Photovoltaik 02.04.1999, 17:21 Uhr

100 000 Solarzellendächer – und dann viele Investitionsruinen

Hochgeschraubt sind die Erwartungen an die Photovoltaik und das 100 000- Solardächer-Programm. Daß zur Sonnenenergie sinnvolle Alternativen bestehen, erläutert nachfolgend der ehemalige ABB-Vorstand Dr.-Ing. Bertold Romacker.

Solargeneratoren bewähren sich seit Jahrzehnten bei der Stromversorgung von Satelliten. Die Investitionskosten dafür spielen im Vergleich zum Gesamtpreis eines Satellitensystems keine Rolle. Interessante terrestrische Anwendungen der Photovoltaik ergeben sich dort, wo die Infrastruktur keinen Zugang zum weltumspannenden Stromnetz zur Verfügung stellt, etwa zur Versorgung nachrichtentechnischer Einrichtungen auf Bergen oder zum Heraufpumpen von Grundwasser in Wüstengegenden.

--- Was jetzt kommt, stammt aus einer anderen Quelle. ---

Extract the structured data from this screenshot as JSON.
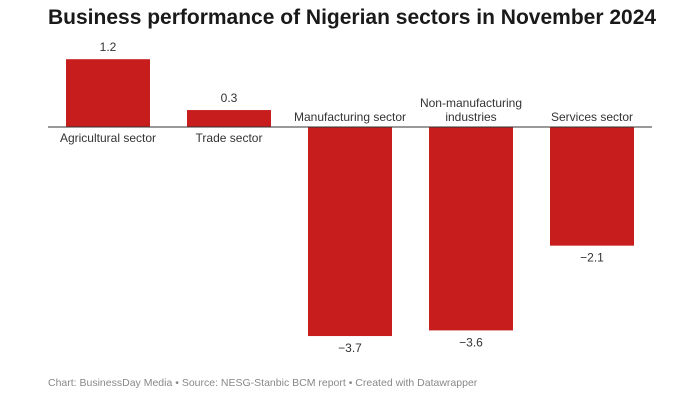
{
  "chart_data": {
    "type": "bar",
    "title": "Business performance of Nigerian sectors in November 2024",
    "categories": [
      "Agricultural sector",
      "Trade sector",
      "Manufacturing sector",
      "Non-manufacturing industries",
      "Services sector"
    ],
    "values": [
      1.2,
      0.3,
      -3.7,
      -3.6,
      -2.1
    ],
    "value_labels": [
      "1.2",
      "0.3",
      "−3.7",
      "−3.6",
      "−2.1"
    ],
    "bar_color": "#c71e1d",
    "grid": false,
    "xlabel": "",
    "ylabel": ""
  },
  "footer": "Chart: BusinessDay Media • Source: NESG-Stanbic BCM report • Created with Datawrapper"
}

Ist die Photovoltaik aber auch geeignet, einen signifikanten Beitrag zur Lösung der grundsätzlichen Energieprobleme einschließlich des Treibhauseffektes zu leisten? Können fossile oder atomare Großkraftwerke nennenswert entlastet oder gar abgelöst werden? Genau in diese Richtung zielt das 100 000-Dächer-Programm, das die neue Bundesregierung aufgelegt hat, denn der Strom aus den Solarzellendächern soll ja in das allgemeine Stromnetz eingespeist werden. Die volkswirtschaftlichen Auswirkungen dieses Programms lassen sich leicht abschätzen.

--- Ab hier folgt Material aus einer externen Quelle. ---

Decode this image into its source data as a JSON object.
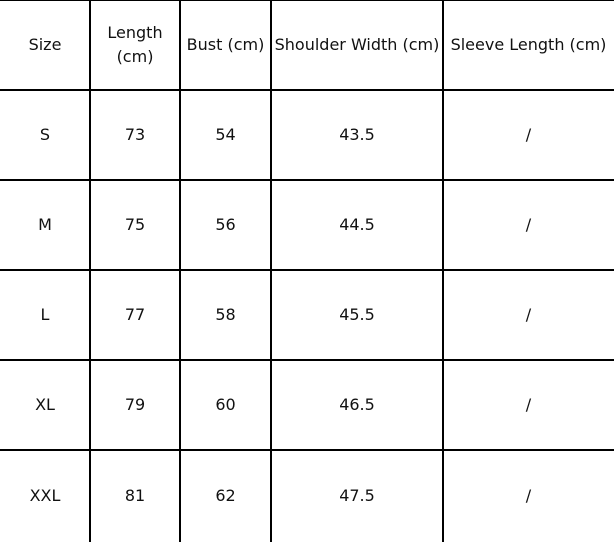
{
  "headers": [
    "Size",
    "Length (cm)",
    "Bust (cm)",
    "Shoulder Width (cm)",
    "Sleeve Length (cm)"
  ],
  "rows": [
    [
      "S",
      "73",
      "54",
      "43.5",
      "/"
    ],
    [
      "M",
      "75",
      "56",
      "44.5",
      "/"
    ],
    [
      "L",
      "77",
      "58",
      "45.5",
      "/"
    ],
    [
      "XL",
      "79",
      "60",
      "46.5",
      "/"
    ],
    [
      "XXL",
      "81",
      "62",
      "47.5",
      "/"
    ]
  ]
}
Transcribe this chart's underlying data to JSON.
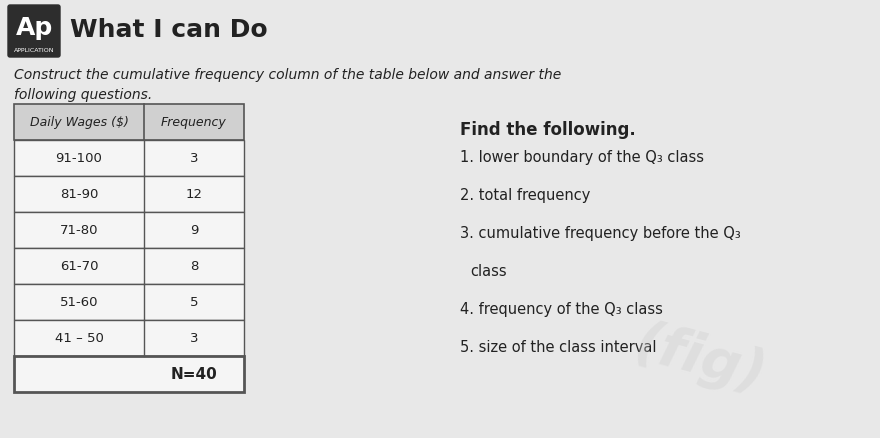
{
  "title": "What I can Do",
  "ap_label": "Ap",
  "app_label": "APPLICATION",
  "intro_line1": "Construct the cumulative frequency column of the table below and answer the",
  "intro_line2": "following questions.",
  "table_header": [
    "Daily Wages ($)",
    "Frequency"
  ],
  "table_rows": [
    [
      "91-100",
      "3"
    ],
    [
      "81-90",
      "12"
    ],
    [
      "71-80",
      "9"
    ],
    [
      "61-70",
      "8"
    ],
    [
      "51-60",
      "5"
    ],
    [
      "41 – 50",
      "3"
    ]
  ],
  "table_total": "N=40",
  "find_title": "Find the following.",
  "find_items": [
    "1. lower boundary of the Q₃ class",
    "2. total frequency",
    "3. cumulative frequency before the Q₃",
    "    class",
    "4. frequency of the Q₃ class",
    "5. size of the class interval"
  ],
  "bg_color": "#e8e8e8",
  "table_bg": "#f5f5f5",
  "header_bg": "#d0d0d0",
  "ap_box_color": "#2d2d2d",
  "ap_text_color": "#ffffff",
  "border_color": "#555555",
  "text_color": "#222222"
}
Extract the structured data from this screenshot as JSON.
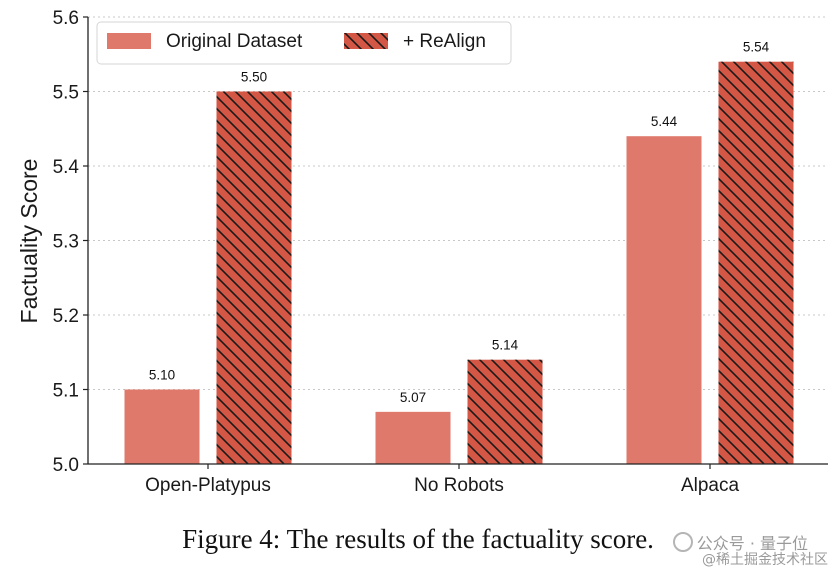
{
  "chart_data": {
    "type": "bar",
    "categories": [
      "Open-Platypus",
      "No Robots",
      "Alpaca"
    ],
    "series": [
      {
        "name": "Original Dataset",
        "values": [
          5.1,
          5.07,
          5.44
        ],
        "value_labels": [
          "5.10",
          "5.07",
          "5.44"
        ],
        "color": "#de796b",
        "hatch": false
      },
      {
        "name": "+ ReAlign",
        "values": [
          5.5,
          5.14,
          5.54
        ],
        "value_labels": [
          "5.50",
          "5.14",
          "5.54"
        ],
        "color": "#d45644",
        "hatch": true
      }
    ],
    "ylabel": "Factuality Score",
    "ylim": [
      5.0,
      5.6
    ],
    "yticks": [
      5.0,
      5.1,
      5.2,
      5.3,
      5.4,
      5.5,
      5.6
    ],
    "ytick_labels": [
      "5.0",
      "5.1",
      "5.2",
      "5.3",
      "5.4",
      "5.5",
      "5.6"
    ],
    "grid": "y-dotted",
    "legend_position": "top-left"
  },
  "caption": "Figure 4: The results of the factuality score.",
  "watermark": {
    "line1": "公众号 · 量子位",
    "line2": "@稀土掘金技术社区"
  }
}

100 000 Dach-Solargeneratoren von jeweils 3 kW Leistung erbringen eine installierte Gesamtleistung von 300 000 kW. Demgegenüber hat ein großes Kernkraftwerk oder Kohlekraftwerk eine Leistung von 1 300 000 kW. Unsere Solardächer bringen es auf 23 % der Leistung eines konventionellen Großkraftwerkes. Es wäre ein Fehlschluß anzunehmen, wir könnten jetzt fast ein Viertel der Energielieferung eines Großkraftwerkes durch Solarenergie ersetzen. Die jährliche Laufzeit des Großkraftwerkes ist nämlich deutlich höher.

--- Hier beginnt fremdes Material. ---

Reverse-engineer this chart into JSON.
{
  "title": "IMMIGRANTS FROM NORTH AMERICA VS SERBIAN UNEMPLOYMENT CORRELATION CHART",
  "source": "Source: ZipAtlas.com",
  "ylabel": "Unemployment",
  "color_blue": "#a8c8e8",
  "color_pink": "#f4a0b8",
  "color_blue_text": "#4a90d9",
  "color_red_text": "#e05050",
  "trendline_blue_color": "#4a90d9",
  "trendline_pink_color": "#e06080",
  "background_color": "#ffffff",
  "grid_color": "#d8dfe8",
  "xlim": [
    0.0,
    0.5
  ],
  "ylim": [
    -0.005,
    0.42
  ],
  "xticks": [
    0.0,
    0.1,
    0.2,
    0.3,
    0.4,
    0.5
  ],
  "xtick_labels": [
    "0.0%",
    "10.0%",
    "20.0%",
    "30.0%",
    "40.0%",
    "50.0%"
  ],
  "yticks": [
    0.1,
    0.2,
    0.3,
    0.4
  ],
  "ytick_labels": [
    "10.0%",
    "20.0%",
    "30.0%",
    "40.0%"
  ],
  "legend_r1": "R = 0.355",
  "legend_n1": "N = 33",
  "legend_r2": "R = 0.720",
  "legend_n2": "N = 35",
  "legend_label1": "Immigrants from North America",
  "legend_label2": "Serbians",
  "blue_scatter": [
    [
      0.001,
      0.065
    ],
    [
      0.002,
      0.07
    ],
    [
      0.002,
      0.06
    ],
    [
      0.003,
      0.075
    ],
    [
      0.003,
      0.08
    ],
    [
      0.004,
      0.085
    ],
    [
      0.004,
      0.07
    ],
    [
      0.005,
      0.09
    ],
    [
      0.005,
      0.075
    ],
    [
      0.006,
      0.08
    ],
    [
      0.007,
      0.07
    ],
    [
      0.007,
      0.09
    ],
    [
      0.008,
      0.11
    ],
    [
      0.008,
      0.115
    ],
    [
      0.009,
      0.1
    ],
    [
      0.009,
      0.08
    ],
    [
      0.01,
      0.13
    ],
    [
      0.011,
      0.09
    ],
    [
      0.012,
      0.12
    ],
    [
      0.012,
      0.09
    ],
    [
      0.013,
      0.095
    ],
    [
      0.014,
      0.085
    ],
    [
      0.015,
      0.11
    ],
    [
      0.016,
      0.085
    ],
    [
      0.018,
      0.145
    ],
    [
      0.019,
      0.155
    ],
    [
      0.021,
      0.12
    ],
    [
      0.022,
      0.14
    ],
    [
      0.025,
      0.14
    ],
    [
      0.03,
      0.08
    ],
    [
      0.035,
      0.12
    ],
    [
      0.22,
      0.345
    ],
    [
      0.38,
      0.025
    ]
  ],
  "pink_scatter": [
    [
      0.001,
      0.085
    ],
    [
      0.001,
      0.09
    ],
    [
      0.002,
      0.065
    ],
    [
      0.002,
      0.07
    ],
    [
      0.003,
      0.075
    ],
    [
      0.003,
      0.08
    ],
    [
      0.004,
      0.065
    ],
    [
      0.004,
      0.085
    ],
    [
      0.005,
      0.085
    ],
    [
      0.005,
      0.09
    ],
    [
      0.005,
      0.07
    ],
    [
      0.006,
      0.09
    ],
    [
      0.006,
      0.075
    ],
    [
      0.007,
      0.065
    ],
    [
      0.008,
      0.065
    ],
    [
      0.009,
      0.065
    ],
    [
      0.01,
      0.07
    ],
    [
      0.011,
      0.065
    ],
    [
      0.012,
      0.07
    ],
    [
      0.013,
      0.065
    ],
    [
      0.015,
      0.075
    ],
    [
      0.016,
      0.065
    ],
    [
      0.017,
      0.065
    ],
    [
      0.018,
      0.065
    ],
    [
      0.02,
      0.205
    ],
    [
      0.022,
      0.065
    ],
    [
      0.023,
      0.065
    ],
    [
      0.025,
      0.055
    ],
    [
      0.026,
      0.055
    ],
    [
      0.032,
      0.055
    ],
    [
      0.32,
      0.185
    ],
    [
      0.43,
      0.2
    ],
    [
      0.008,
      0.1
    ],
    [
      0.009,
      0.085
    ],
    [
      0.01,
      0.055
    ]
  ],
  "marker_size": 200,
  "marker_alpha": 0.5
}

Das konventionelle Großkraftwerk liefert 10 Mrd. kWh/Jahr. Jeder Pfennig Zusatzkosten für die Kilowattstunde bedeutet eine volkswirtschaftliche Belastung von 100 Mio. DM pro Jahr. Die Kosten für photovoltaisch auf Dächern oder Fassaden erzeugtem Solarstrom werden auch langfristig nicht unter 0,3 DM/kWh fallen. Wer glaubt, mit Solarzellendächern einen merklichen Beitrag zur großtechnischen Energieversorgung leisten zu können, der hat noch nie nachgerechnet, was das kosten würde. Allein die auf die Dächer verteilte Anlagentechnik stellt bereits eine nicht zu überwindende Kostenhürde für den großtechnischen Einsatz von Solarstrom dar. Das 100 000-Dächer-Programm ist ein unüberlegter Schnellschuß, Aktionismus um seiner selbst willen, eine Verschleuderung volkswirtschaftlichen Vermögens. Was bliebe nach 15 Jahren übrig? Wahrscheinlich Zehntausende über das Land verteilter kleiner Investitionsruinen.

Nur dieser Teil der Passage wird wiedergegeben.